Ersid Ljuca

Personal information
- Born: May 10, 1981 (age 45) Bijelo Polje, SR Montenegro, SFR Yugoslavia
- Nationality: Kosovan/Albanian/Montenegrin
- Listed height: 6 ft 11 in (2.11 m)
- Listed weight: 255 lb (116 kg)

Career information
- NBA draft: 2003: undrafted
- Playing career: 1998–2016
- Position: Center

Career history
- 1998–2002: Lovćen
- 2002: Tina Time
- 2002–2003: Lovćen
- 2003–2004: Trepça
- 2004–2006: Prishtina
- 2006–2007: Ohud Medina
- 2008: Dinamo București
- 2008–2009: Rabotnički
- 2009: Peja
- 2009–2010: Anibal Zahle
- 2010: Kakanj
- 2010–2011: Kaysoun
- 2011–2012: Étoile du Sahel
- 2012: Prishtina
- 2012: Hoops Club
- 2013–2014: Peja
- 2014–2015: Jedinstvo
- 2015: Étoile du Sahel
- 2016: Strsljen

Career highlights
- 2× Kosovo Superleague champion (2006, 2013); 3× Kosovo Cup winner (2004, 2005, 2006);

= Ersid Ljuca =

Kosovo Albanian basketball player

Ersid Ljuca (Ersid Lucaj) is a former Kosovan-Albanian professional basketball player. He was born in Bijelo Polje in Montenegro into an Albanian family and represented Albania and Kosovo.

== Professional career ==
In October 2014, Ljuca signed for Jedinstvo of the Montenegrin Basketball League.

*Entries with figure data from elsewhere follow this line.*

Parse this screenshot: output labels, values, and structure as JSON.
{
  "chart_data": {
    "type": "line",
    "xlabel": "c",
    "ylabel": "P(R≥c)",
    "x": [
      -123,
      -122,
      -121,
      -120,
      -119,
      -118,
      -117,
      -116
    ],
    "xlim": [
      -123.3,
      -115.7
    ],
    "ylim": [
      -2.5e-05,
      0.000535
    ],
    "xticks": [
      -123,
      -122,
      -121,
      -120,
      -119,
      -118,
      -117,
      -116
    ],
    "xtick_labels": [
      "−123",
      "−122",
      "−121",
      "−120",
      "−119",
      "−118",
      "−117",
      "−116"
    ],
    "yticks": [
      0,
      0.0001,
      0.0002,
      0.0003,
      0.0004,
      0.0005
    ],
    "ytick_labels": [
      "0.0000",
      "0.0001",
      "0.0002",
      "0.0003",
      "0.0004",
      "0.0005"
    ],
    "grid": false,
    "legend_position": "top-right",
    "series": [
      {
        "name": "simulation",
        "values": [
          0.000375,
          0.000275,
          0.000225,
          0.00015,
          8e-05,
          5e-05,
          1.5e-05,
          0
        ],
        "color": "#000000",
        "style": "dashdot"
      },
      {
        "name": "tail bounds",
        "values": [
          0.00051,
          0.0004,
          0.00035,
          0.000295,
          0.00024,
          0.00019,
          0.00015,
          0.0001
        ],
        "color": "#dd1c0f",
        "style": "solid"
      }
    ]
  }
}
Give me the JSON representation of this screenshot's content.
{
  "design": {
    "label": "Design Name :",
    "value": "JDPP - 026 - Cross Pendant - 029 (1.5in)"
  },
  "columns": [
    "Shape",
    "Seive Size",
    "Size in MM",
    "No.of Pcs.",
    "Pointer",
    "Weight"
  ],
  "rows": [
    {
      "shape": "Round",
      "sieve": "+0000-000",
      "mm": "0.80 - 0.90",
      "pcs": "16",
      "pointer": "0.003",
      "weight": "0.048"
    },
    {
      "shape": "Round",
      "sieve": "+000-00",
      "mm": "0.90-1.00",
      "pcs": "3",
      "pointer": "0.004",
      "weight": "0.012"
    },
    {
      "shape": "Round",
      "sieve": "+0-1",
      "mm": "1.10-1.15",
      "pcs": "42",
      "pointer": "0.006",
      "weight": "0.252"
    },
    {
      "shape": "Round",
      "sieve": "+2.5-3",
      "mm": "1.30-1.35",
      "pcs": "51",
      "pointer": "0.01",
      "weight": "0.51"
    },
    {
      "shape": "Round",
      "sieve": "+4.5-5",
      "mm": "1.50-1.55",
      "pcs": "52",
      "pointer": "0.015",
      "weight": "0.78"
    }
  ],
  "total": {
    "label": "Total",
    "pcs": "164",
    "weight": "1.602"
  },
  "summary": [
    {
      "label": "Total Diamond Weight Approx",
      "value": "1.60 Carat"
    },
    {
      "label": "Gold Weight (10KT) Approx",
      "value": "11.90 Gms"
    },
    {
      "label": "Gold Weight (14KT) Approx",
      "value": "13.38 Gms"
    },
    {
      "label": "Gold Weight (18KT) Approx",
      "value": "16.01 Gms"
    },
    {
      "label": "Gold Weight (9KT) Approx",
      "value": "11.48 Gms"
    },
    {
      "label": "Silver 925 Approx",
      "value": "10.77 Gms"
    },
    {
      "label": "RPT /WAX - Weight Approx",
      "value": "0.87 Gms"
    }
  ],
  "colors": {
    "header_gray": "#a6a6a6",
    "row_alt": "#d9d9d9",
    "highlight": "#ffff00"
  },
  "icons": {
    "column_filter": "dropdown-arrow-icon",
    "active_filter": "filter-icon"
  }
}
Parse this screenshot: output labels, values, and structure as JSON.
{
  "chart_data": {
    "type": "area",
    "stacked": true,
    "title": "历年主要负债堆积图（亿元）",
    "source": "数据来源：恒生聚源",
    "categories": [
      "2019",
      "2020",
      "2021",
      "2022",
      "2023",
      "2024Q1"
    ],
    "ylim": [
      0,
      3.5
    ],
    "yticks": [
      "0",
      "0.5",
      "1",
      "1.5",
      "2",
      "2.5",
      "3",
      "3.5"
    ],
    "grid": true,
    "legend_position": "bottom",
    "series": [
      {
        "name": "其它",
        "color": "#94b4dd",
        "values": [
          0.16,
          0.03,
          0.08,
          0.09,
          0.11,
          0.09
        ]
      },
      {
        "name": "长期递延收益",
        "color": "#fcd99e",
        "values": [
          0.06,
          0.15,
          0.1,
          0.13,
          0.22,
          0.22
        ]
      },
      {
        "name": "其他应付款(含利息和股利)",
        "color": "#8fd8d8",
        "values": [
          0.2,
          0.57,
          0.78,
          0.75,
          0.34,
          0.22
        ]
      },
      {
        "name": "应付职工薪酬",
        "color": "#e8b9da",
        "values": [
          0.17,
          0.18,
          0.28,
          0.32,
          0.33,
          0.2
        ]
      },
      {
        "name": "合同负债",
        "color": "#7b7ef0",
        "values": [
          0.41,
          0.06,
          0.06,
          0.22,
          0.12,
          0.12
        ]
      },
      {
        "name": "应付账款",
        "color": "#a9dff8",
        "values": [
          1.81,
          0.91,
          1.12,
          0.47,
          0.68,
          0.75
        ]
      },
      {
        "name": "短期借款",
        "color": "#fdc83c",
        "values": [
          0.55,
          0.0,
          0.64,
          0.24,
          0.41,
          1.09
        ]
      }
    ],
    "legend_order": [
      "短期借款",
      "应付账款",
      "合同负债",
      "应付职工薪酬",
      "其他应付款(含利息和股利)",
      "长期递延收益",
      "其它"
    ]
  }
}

On 11 January 2015, Ljuca signed for the Tunisian club Étoile Sportive du Sahel of the Championnat Pro A.

== International career==
Ljuca was part of the Albania national team during the 2009 Mediterranean games. He played for Albania from 2006 until 2013 and for Kosovo in 2015.